Unit tests are also great to isolate pieces of logic. The complicated case-when with an order-by stuck in there. Forget all the other columns. Unit tests gives you a place to focus on that one thorny issue.

And unit tests are documentation. When you deliver code, you can prove what it does.

It helps you think - if you let it 🔗

It came as a surpise to me, but unit tests can really help you think. By writing a test, it spells out what you think the SQL will do. When the test fails, it isn’t necessarily that the SQL is wrong, but maybe your idea of what a sensible answer should be is off.

A failure mode here is to go blind. If the unit tests give you a huge diff, it is only a matter of time before you start mindlessly changing values to whatever the actual values were. This happens more often than I like to admit, and it has even masked actual errors.

The rough parts 🔗

I’m pretty sure dbt has a longer wishlist than I do, but here are the few I have noted:

unit tests when the ref is an ephemeral model requires input to be defined as SQL. It isn’t that hard to do, but it is annoying - a little more verbose, but mostly just something you need to remember.
There is a curious quirk in unit-testing incremental models (hang on): You can define this as an input to a test, but because dbt uses the structure of the table as part of the test, the table needs to exist before the unit test can run. But dbt build runs the unit tests before running the model, meaning that if your CI uses the build command, you can’t make a unit test of an incremental model where you simulate a pre-populated target table.
The diff output can be hard to read.

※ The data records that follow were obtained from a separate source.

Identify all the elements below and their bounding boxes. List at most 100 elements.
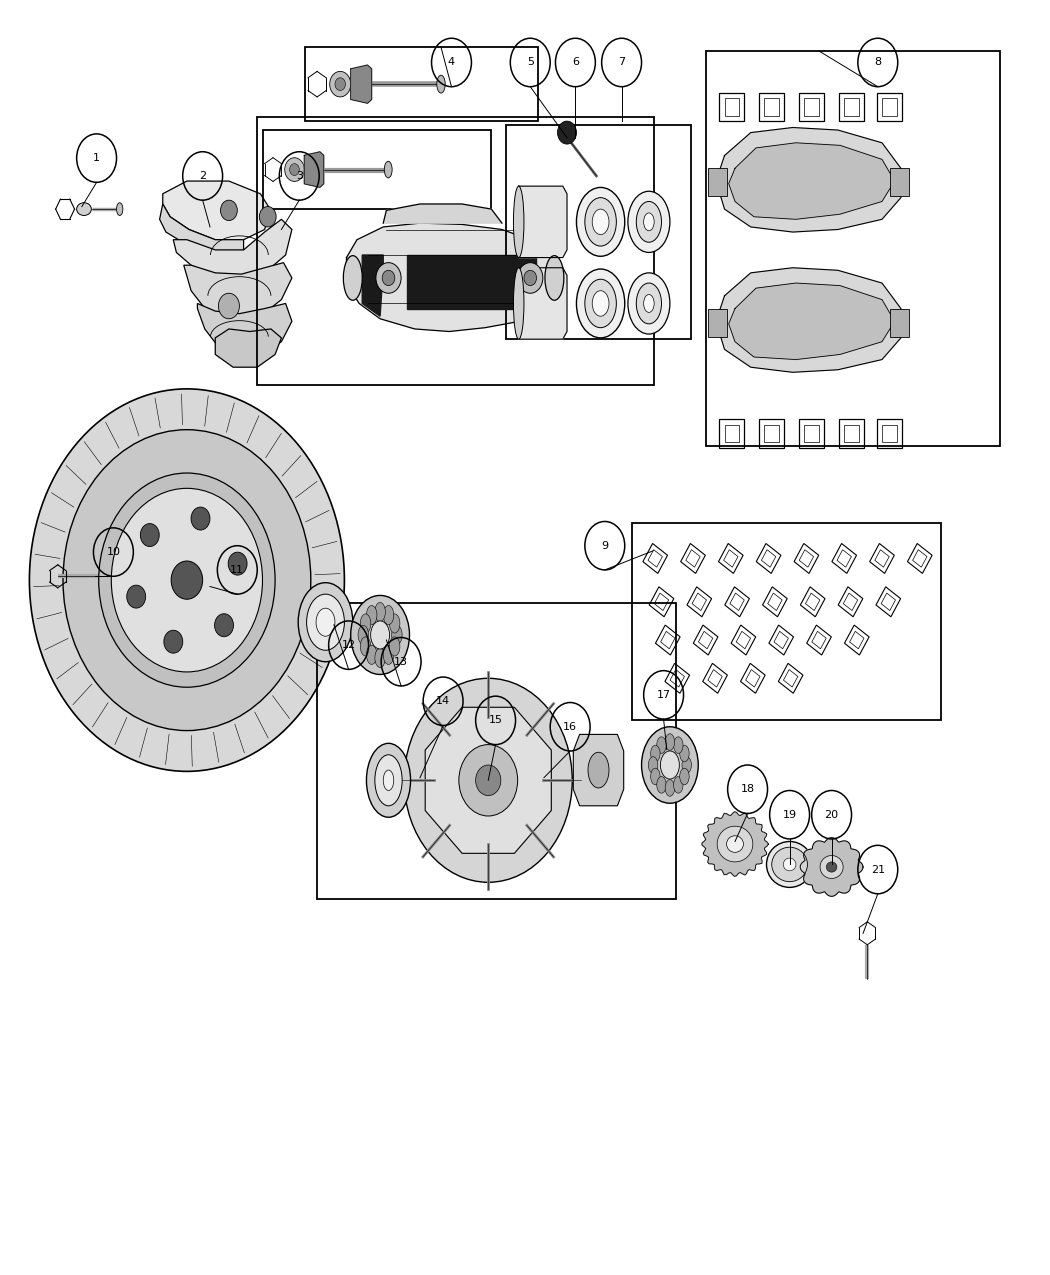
Circle shape (111, 488, 262, 672)
Ellipse shape (375, 603, 385, 622)
Circle shape (330, 71, 351, 97)
Bar (844, 425, 859, 442)
Circle shape (558, 121, 576, 144)
Circle shape (63, 430, 311, 731)
Bar (844, 98, 859, 116)
Bar (839, 419, 864, 448)
Bar (304, 47, 538, 121)
Text: 15: 15 (488, 715, 503, 725)
Ellipse shape (366, 645, 377, 664)
Polygon shape (425, 708, 551, 853)
Circle shape (376, 263, 401, 293)
Ellipse shape (360, 636, 371, 655)
Ellipse shape (717, 826, 753, 862)
Text: 20: 20 (824, 810, 839, 820)
Circle shape (191, 507, 210, 530)
Ellipse shape (351, 595, 410, 674)
Ellipse shape (642, 727, 698, 803)
Ellipse shape (679, 768, 689, 785)
Bar (882, 98, 897, 116)
Circle shape (518, 263, 543, 293)
Ellipse shape (383, 645, 394, 664)
Polygon shape (346, 223, 562, 332)
Ellipse shape (366, 743, 411, 817)
Circle shape (99, 473, 275, 687)
Ellipse shape (644, 213, 654, 231)
Bar (799, 93, 824, 121)
Polygon shape (215, 329, 281, 367)
Circle shape (127, 585, 146, 608)
Circle shape (459, 745, 518, 816)
Text: 18: 18 (740, 784, 755, 794)
Bar (882, 425, 897, 442)
Circle shape (404, 678, 572, 882)
Circle shape (285, 158, 304, 181)
Text: 4: 4 (448, 57, 455, 68)
Polygon shape (351, 65, 372, 103)
Polygon shape (519, 186, 567, 258)
Circle shape (259, 207, 276, 227)
Polygon shape (716, 128, 901, 232)
Ellipse shape (390, 636, 400, 655)
Polygon shape (160, 204, 244, 255)
Ellipse shape (375, 755, 402, 806)
Ellipse shape (576, 187, 625, 256)
Ellipse shape (77, 203, 91, 215)
Circle shape (220, 200, 237, 221)
Polygon shape (362, 255, 383, 316)
Ellipse shape (649, 756, 657, 773)
Polygon shape (173, 219, 292, 278)
Bar (877, 419, 902, 448)
Bar (877, 93, 902, 121)
Ellipse shape (383, 606, 394, 625)
Ellipse shape (674, 776, 684, 793)
Ellipse shape (545, 255, 564, 300)
Ellipse shape (651, 768, 660, 785)
Bar (719, 419, 744, 448)
Text: 7: 7 (618, 57, 625, 68)
Ellipse shape (636, 201, 662, 242)
Text: 9: 9 (602, 541, 608, 551)
Ellipse shape (371, 621, 390, 649)
Polygon shape (729, 143, 895, 219)
Ellipse shape (585, 198, 616, 246)
Circle shape (171, 561, 203, 599)
Polygon shape (716, 268, 901, 372)
Text: 14: 14 (436, 696, 450, 706)
Ellipse shape (366, 606, 377, 625)
Bar (257, 117, 654, 385)
Ellipse shape (343, 255, 362, 300)
Ellipse shape (628, 191, 670, 252)
Ellipse shape (316, 608, 335, 636)
Text: 19: 19 (782, 810, 797, 820)
Ellipse shape (298, 583, 353, 662)
Bar (719, 93, 744, 121)
Text: 6: 6 (572, 57, 579, 68)
Ellipse shape (636, 283, 662, 324)
Ellipse shape (766, 842, 813, 887)
Ellipse shape (117, 203, 123, 215)
Text: 2: 2 (200, 171, 206, 181)
Text: 11: 11 (230, 565, 245, 575)
Polygon shape (383, 204, 502, 223)
Ellipse shape (585, 279, 616, 328)
Ellipse shape (628, 273, 670, 334)
Bar (317, 603, 676, 899)
Ellipse shape (644, 295, 654, 312)
Ellipse shape (392, 626, 402, 645)
Polygon shape (800, 838, 863, 896)
Circle shape (335, 78, 345, 91)
Circle shape (524, 270, 537, 286)
Ellipse shape (384, 161, 392, 179)
Ellipse shape (657, 737, 667, 754)
Bar (804, 98, 819, 116)
Circle shape (164, 630, 183, 653)
Bar (804, 425, 819, 442)
Ellipse shape (592, 209, 609, 235)
Polygon shape (163, 181, 271, 240)
Text: 3: 3 (296, 171, 302, 181)
Text: 16: 16 (563, 722, 578, 732)
Ellipse shape (772, 848, 807, 882)
Ellipse shape (592, 291, 609, 316)
Ellipse shape (437, 75, 445, 93)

It is basically a tiny CSV printed to the command line, and so getting the column name from a diff in some row is hard. Two things that could help: Copy the output to a CSV file and use the “rainbow csv” plugin in VSCode to lessen the eye strain, and/or make sure the test values in your input data hints at what column it is in. So instead of using “A” and “B” for all categorical columns, use “PRODUCT1” and “PRODUCT2” for the product column and “CATEGORY1” and “CATEGORY2” for the product category column.
Testing relative dates can be icky. If your SQL uses the current timestamp directly or indirectly, you might write unit tests that work today but fail tomorrow if you aren’t careful. So far I have been able to get away by writing dates either far in the past or far in the future. Hopefully we will have migrated our code by 2499.

A final rough part, which is not the fault of dbt but rather the inherent nature of data, is that the tests can get complex. Especially when revisiting a test, it can be hard to discern what you wanted to test. Not to mention of someone else needs to work on them. There is a lot of state, often many input tables, and the tests can get both long and wide. Comment what you are doing, and prefer many small tests to one big test - for readability and sanity, if nothing else.

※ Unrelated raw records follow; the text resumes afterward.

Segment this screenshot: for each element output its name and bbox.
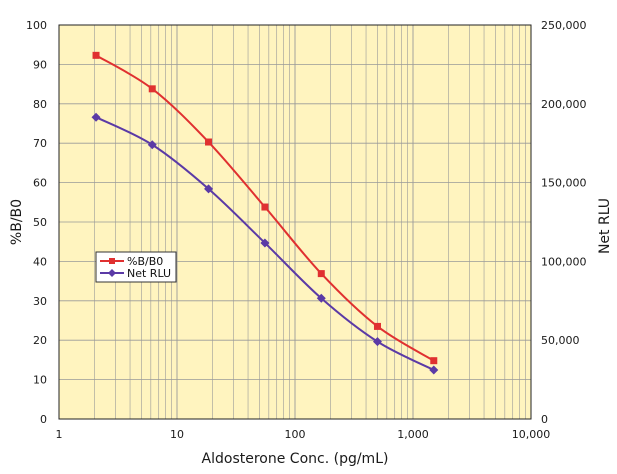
y-tick-label: 50: [33, 216, 47, 229]
y2-tick-label: 100,000: [541, 255, 587, 268]
y-tick-label: 10: [33, 374, 47, 387]
data-point-percent-b-b0: [373, 322, 381, 330]
y2-tick-label: 250,000: [541, 19, 587, 32]
y-tick-label: 60: [33, 177, 47, 190]
legend-label-net-rlu: Net RLU: [127, 267, 171, 280]
legend-marker-net-rlu: [108, 269, 116, 277]
y-tick-label: 40: [33, 255, 47, 268]
y-axis-title: %B/B0: [9, 199, 25, 245]
tick-labels: 0 10 20 30 40 50 60 70 80 90 100 0 50,000 100,000 150,…: [26, 19, 587, 441]
data-point-percent-b-b0: [205, 138, 213, 146]
legend-box: [95, 251, 177, 283]
data-point-percent-b-b0: [430, 357, 438, 365]
series-layer: [91, 51, 439, 375]
data-point-net-rlu: [147, 140, 157, 150]
x-axis-title: Aldosterone Conc. (pg/mL): [202, 451, 389, 467]
y-tick-label: 70: [33, 137, 47, 150]
x-tick-label: 1,000: [397, 428, 429, 441]
y2-axis-title: Net RLU: [597, 198, 613, 254]
y-tick-label: 80: [33, 98, 47, 111]
data-point-percent-b-b0: [317, 270, 325, 278]
x-tick-label: 1: [56, 428, 63, 441]
y-tick-label: 30: [33, 295, 47, 308]
data-point-net-rlu: [316, 293, 326, 303]
grid-lines: [59, 25, 531, 419]
data-point-net-rlu: [372, 337, 382, 347]
data-point-net-rlu: [260, 238, 270, 248]
y2-tick-label: 0: [541, 413, 548, 426]
x-tick-label: 100: [285, 428, 306, 441]
data-point-net-rlu: [204, 184, 214, 194]
y-tick-label: 100: [26, 19, 47, 32]
legend: %B/B0 Net RLU: [95, 251, 177, 283]
y-tick-label: 90: [33, 58, 47, 71]
data-point-net-rlu: [91, 112, 101, 122]
legend-marker-percent-b-b0: [109, 258, 115, 264]
y2-tick-label: 50,000: [541, 334, 580, 347]
x-tick-label: 10,000: [512, 428, 551, 441]
data-point-net-rlu: [429, 365, 439, 375]
data-point-percent-b-b0: [148, 85, 156, 93]
y-tick-label: 20: [33, 334, 47, 347]
legend-label-percent-b-b0: %B/B0: [127, 255, 163, 268]
data-point-percent-b-b0: [92, 51, 100, 59]
y2-tick-label: 150,000: [541, 177, 587, 190]
y-tick-label: 0: [40, 413, 47, 426]
plot-frame: [58, 24, 532, 420]
y2-tick-label: 200,000: [541, 98, 587, 111]
data-point-percent-b-b0: [261, 203, 269, 211]
x-tick-label: 10: [170, 428, 184, 441]
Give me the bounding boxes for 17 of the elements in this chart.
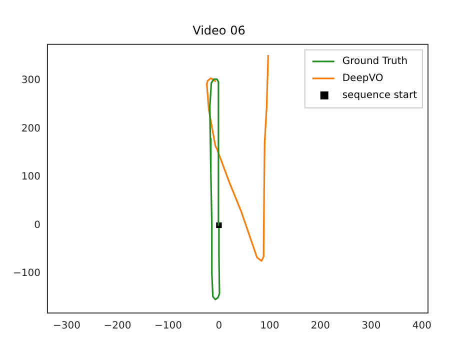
x-tick-label: 100 xyxy=(260,320,280,332)
legend-label: DeepVO xyxy=(342,72,384,84)
x-tick-label: 400 xyxy=(412,320,432,332)
chart-title: Video 06 xyxy=(192,23,246,38)
x-tick-label: 0 xyxy=(216,320,222,332)
x-tick-label: −200 xyxy=(104,320,132,332)
x-tick-label: 300 xyxy=(362,320,381,332)
y-tick-label: 100 xyxy=(21,172,40,183)
y-tick-label: −100 xyxy=(12,268,40,280)
legend-label: Ground Truth xyxy=(342,56,408,67)
legend-label: sequence start xyxy=(342,90,418,101)
x-tick-label: −300 xyxy=(53,320,80,332)
x-tick-label: 200 xyxy=(310,320,330,332)
y-tick-label: 0 xyxy=(34,220,40,231)
y-tick-label: 300 xyxy=(21,75,40,86)
x-tick-label: −100 xyxy=(154,320,182,332)
y-tick-label: 200 xyxy=(21,123,40,134)
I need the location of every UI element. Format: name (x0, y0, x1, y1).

Unit tests are not pytest 🔗

Compared to tests python, dbt unit tests have one big advantage: They are easy. You don’t have to mock an S3 bucket or anything your code might interact with. It is SQL. It interacts with other models. The tests can be just about the tests. So if you think pytest and mocks and patches when you hear unit tests, rest assured it isn’t like that.

Unit tests and data tests are very different 🔗

The contrast between data tests and unit tests become starker the more I use them. I write data tests whenever I have some general idea of what the data should look like. I will add a not_null or unique mostly for old times sake, but those tests are no longer necessary to ensure I wrote my join correctly. Instead, I see data tests more as a relative to freshness tests. They let you know that it is time to look closely at the data. My favorite data test nowadays is not_constant on columns that are linked to the data collection process. If you collect data from all your stores around the country, make sure there is more than one store in the data.

If I were to guess where dbt tests will go from here, I would say it will focus on a new deliniation between “we shouldn’t recreate this table because it is wrong” type of tests, and “this is a quality issue you should look into” type of tests. Both of these types of tests fall in the data-test category, but they are also not the same.